8. Communicate, Share, and Learn
If you are preparing for the death of a parent or other loved one, this may be an appropriate moment to reflect on your life. For instance:

  • Document their life tales, common sayings, and favorite dishes.
  • Discuss how they would like their loved ones to honor them or what they would like them to say or do.
  • Reminisce on the past and say whatever must be spoken while the opportunity still exists.
  • Share your experiences and memories. This can bring closure to the dying individual and help loved ones create memories they will cherish during the grief process.

In addition to getting to know one another, this may be an excellent opportunity to familiarize yourselves with common end-of-life symptoms. Each individual's journey is unique, yet death is a natural process that typically follows predictable stages. Knowing what to expect might help you prepare for death and provide comfort to your loved one.

Hospice provides end-of-life care for the entire family, including assistance with the supervision of a terminally ill loved one and long-term planning.
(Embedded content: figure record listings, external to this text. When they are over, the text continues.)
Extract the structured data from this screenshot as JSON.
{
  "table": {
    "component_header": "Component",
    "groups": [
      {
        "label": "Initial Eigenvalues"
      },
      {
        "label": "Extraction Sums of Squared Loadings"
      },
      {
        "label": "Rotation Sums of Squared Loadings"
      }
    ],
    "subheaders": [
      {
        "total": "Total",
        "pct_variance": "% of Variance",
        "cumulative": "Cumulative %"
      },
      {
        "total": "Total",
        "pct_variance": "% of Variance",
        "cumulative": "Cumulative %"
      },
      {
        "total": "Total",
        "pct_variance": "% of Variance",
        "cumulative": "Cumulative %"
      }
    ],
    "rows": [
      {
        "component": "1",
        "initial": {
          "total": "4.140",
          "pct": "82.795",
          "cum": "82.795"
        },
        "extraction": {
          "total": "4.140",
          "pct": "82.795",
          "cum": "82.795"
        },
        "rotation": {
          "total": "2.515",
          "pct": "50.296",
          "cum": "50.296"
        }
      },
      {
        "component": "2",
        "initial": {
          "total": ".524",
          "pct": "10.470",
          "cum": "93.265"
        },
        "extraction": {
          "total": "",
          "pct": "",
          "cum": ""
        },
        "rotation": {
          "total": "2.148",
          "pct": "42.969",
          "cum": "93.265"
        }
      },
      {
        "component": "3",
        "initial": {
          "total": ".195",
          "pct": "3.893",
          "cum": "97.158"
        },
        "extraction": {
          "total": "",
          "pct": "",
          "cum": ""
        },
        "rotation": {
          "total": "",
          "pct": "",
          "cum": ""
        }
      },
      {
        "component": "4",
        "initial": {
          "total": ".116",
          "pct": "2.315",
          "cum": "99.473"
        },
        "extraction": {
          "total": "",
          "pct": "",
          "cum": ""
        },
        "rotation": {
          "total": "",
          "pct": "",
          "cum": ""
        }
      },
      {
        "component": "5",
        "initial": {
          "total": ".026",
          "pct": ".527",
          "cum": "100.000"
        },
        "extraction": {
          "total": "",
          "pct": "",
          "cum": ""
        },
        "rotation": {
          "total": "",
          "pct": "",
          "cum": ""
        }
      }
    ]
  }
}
This form of care enables families to spend more time with one another and create more memorable moments. If you would like to learn more about hospice, you can contact us.

Preparing for death is not a process that most people look forward to, but it can help you avoid additional stress at an already trying time and guarantee that your loved one's wishes are carried out. With a bit of forethought, you may assist your loved ones in preparing for their demise and demonstrate how to do it with love and dignity.